Shoppers reassured over poultry productsMove follows bird flu outbreak in Suffolk
05 February 2007
The government has reassured shoppers that poultry products are completely safe following an outbreak of the potentially deadly H5N1 strain of bird flu.
Environment Minister Ben Bradshaw insisted there was ‘absolutely’ no risk from eating poultry products following the emergence of the virus at the Bernard Matthews farm in Holton, Suffolk.
Speaking on GMTV, he said: ‘When we had the scare last year in Cellardyke in Scotland, there was a very small dip in poultry consumption in this country but then it came back up.
‘The British consumers have proved themselves to be much more sensible and less hysterical than some in other countries because they know that there is absolutely no risk from eating poultry products.’

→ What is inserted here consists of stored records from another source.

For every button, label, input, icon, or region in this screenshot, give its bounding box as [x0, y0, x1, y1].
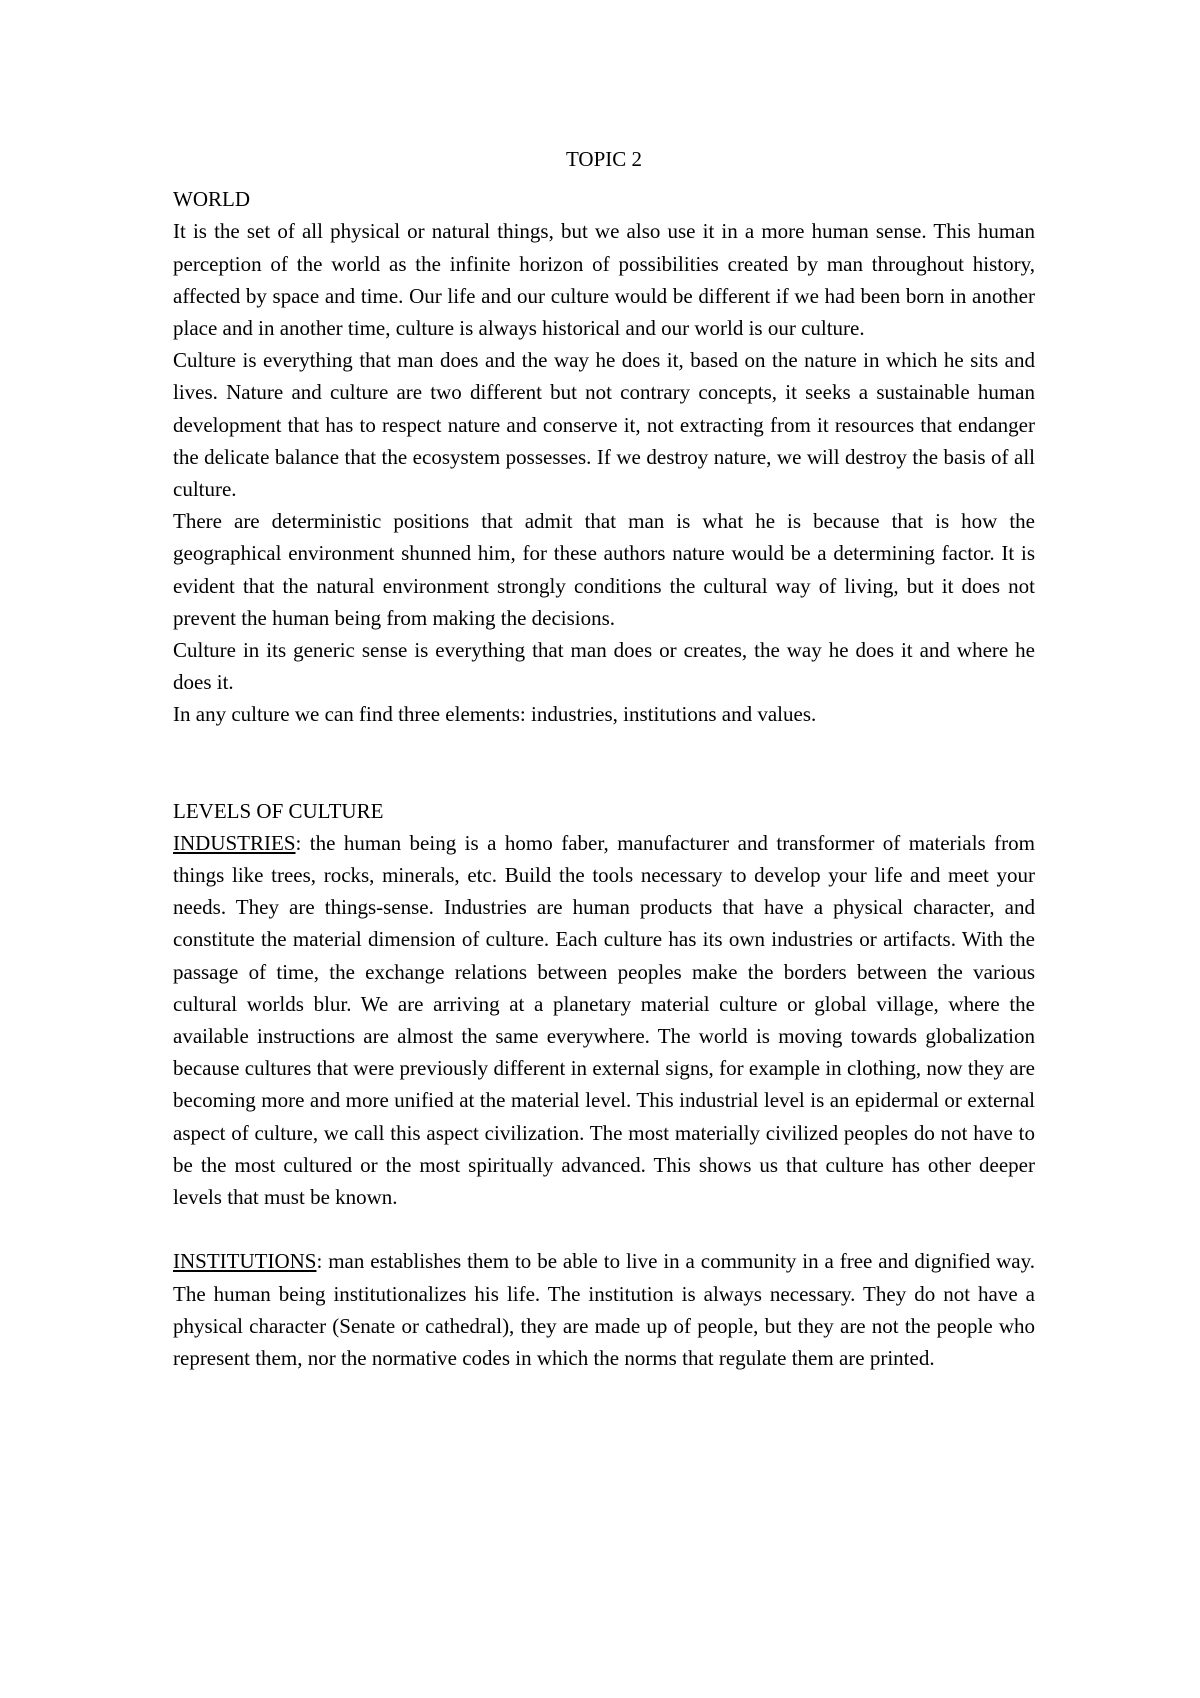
- industries-term: INDUSTRIES: [173, 830, 296, 855]
- institutions-term: INSTITUTIONS: [173, 1249, 317, 1274]
- industries-paragraph: [173, 827, 1035, 1213]
- section-spacer: [173, 731, 1035, 795]
- world-paragraph-5: In any culture we can find three elements: industries, institutions and values.: [173, 702, 817, 727]
- institutions-text: : man establishes them to be able to live in a community in a free and dignified way. The human being institutionalizes his life. The institution is always necessary. They do not have a physical character (Senate or cathedral), they are made up of people, but they are not the people who represent them, nor the normative codes in which the norms that regulate them are printed.: [173, 1249, 1035, 1370]
- industries-text: : the human being is a homo faber, manufacturer and transformer of materials from things like trees, rocks, minerals, etc. Build the tools necessary to develop your life and meet your needs. They are things-sense. Industries are human products that have a physical character, and constitute the material dimension of culture. Each culture has its own industries or artifacts. With the passage of time, the exchange relations between peoples make the borders between the various cultural worlds blur. We are arriving at a planetary material culture or global village, where the available instructions are almost the same everywhere. The world is moving towards globalization because cultures that were previously different in external signs, for example in clothing, now they are becoming more and more unified at the material level. This industrial level is an epidermal or external aspect of culture, we call this aspect civilization. The most materially civilized peoples do not have to be the most cultured or the most spiritually advanced. This shows us that culture has other deeper levels that must be known.: [173, 830, 1035, 1210]
- world-paragraph-4: Culture in its generic sense is everything that man does or creates, the way he does it and where he does it.: [173, 638, 1035, 695]
- page-title: TOPIC 2: [565, 147, 643, 171]
- world-heading: WORLD: [173, 187, 250, 212]
- levels-heading: LEVELS OF CULTURE: [173, 798, 384, 823]
- document-page: [173, 143, 1035, 1374]
- world-paragraph-2: Culture is everything that man does and the way he does it, based on the nature in which he sits and lives. Nature and culture are two different but not contrary concepts, it seeks a sustainable human development that has to respect nature and conserve it, not extracting from it resources that endanger the delicate balance that the ecosystem possesses. If we destroy nature, we will destroy the basis of all culture.: [173, 348, 1035, 502]
- levels-section: [173, 795, 1035, 1374]
- paragraph-spacer: [173, 1213, 1035, 1245]
- world-section: [173, 183, 1035, 730]
- institutions-paragraph: [173, 1245, 1035, 1374]
- world-paragraph-3: There are deterministic positions that admit that man is what he is because that is how the geographical environment shunned him, for these authors nature would be a determining factor. It is evident that the natural environment strongly conditions the cultural way of living, but it does not prevent the human being from making the decisions.: [173, 509, 1035, 630]
- world-paragraph-1: It is the set of all physical or natural things, but we also use it in a more human sense. This human perception of the world as the infinite horizon of possibilities created by man throughout history, affected by space and time. Our life and our culture would be different if we had been born in another place and in another time, culture is always historical and our world is our culture.: [173, 219, 1035, 341]
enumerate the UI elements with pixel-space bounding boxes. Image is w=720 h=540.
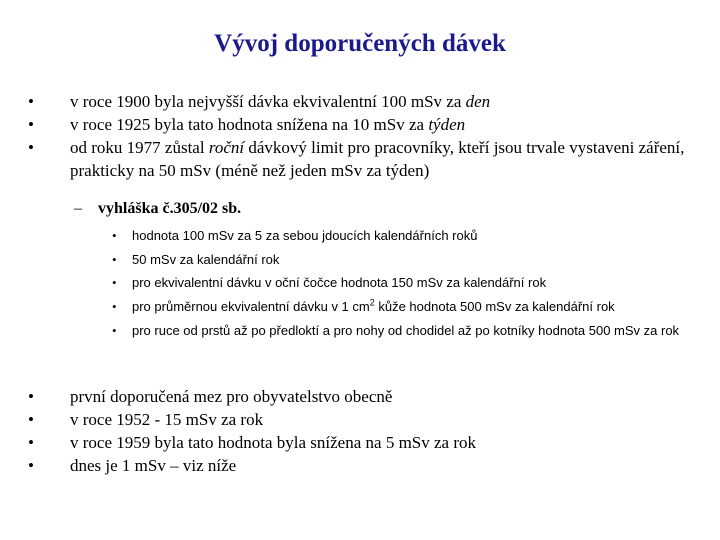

But chicken and turkey farmers and processors are bracing themselves for a backlash against poultry meat in Britain.
Industry figures appealed to consumers to heed advice from the Department for Environment, Food and Rural Affairs (Defra) which said no infected birds have entered the food chain.
Tom Copas, owner of Copas Traditional Turkeys, in Cookham, Berkshire, admitted some people may be reluctant to buy the meat at the height of the scare.
Mr Copas said: ‘It is the press of course that is putting up fears and making people concerned, but there is no sensible reason why they should be.
‘There are far more dangerous things in hospital. The public should concern themselves with those sorts of issues.’
Supermarkets moved quickly to reassure customers that turkey products were safe and the supply of them was unaffected.
A Tesco spokeswoman said the supermarket does not sell turkeys from the affected farm and all poultry products and eggs are unaffected.
She said: ‘The disease can in any event only be spread through direct contact with birds, and not through poultry products.’
An Asda spokesman said the supermarket does not stock birds from the affected farm. He added that bosses are closely monitoring the situation.
Morrisons said avian influenza is a disease of birds and only those in close contact with infected animals are at any risk.
A Waitrose spokeswoman said: ‘Bird flu is not a food safety issue.’ She added that high standards of biosecurity are in place at all the company's farms.